PRESIDEN DIKRITIK PENYANDANG CACAT

PRESIDEN DIKRITIK PENYANDANG CACAT[1]

 

 

Jakarta, Suara Karya

Mungkin bam kali ini Presiden Soeharto secara langsung dikritik oleh seorang “esktrimis”, Ismail (28). Pemuda asal Aceh ini bahkan tanpa tedeng aling-aling menyatakan bahwa Pak Harto, termasuk salah satu pejabat Indonesia yang sangat dibencinya.

“Ya.. banyak orang yang mengritik dan yang sok ngritik. Yang dapat kritikan terlalu banyak itu saya,”jawab Presiden tertawa dalam dialognya dengan Ismail, penyandang cacat tubuh di serambi Istana Merdeka, Jakarta, Sabtu.
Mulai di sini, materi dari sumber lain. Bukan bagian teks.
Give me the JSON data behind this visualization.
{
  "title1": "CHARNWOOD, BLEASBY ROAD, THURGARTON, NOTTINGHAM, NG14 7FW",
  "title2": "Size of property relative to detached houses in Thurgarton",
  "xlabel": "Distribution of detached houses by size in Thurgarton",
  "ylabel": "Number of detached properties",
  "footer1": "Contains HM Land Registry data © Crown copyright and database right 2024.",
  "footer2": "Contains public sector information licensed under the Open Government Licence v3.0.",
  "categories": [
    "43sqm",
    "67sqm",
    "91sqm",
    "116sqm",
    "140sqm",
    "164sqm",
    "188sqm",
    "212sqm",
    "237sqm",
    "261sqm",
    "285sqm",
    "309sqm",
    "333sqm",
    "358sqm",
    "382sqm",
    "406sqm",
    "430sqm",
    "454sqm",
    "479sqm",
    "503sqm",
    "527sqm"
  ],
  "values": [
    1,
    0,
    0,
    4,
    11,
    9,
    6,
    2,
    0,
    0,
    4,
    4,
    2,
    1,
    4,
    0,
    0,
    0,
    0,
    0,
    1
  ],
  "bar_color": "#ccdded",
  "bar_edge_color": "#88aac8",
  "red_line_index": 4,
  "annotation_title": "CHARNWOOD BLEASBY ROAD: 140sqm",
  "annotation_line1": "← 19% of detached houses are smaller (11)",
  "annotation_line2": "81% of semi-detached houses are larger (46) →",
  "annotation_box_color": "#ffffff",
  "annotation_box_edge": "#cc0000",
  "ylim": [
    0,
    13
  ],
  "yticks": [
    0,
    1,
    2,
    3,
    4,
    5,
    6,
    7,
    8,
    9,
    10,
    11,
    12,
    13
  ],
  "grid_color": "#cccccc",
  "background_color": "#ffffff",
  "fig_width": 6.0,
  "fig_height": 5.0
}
Dalam dialognya yang penuh keterbukaan itu, disaksikan wartawan dan karyawan Sekneg, Presiden berbincang-bincang dengan Ismail berhadap-hadapan. Presiden duduk di kursi ukiran kuning, Ismail tengkurap diatas kendaraan roda tiba yang digunakannya untuk melanglang ke wilayah Indonesia sejak 27 Juli 1988 mulai dari Sabang. Kendaraan roda tiga hasil modivikasi sepeda ini dirancang dan dibuatnya sendiri. Kendaraan biru yang dikayuhnya dengan tangan ini dilengkapi dengan peralatan kendaraan, mesin ketik, buku, radio, karaoke dan handphone. Tubuh pemuda berambut ikal ini lumpuh mulai pinggang ke bawah karena jatuh ketika membangun masjid bantuan Presiden di Aceh 14 Mei 1985.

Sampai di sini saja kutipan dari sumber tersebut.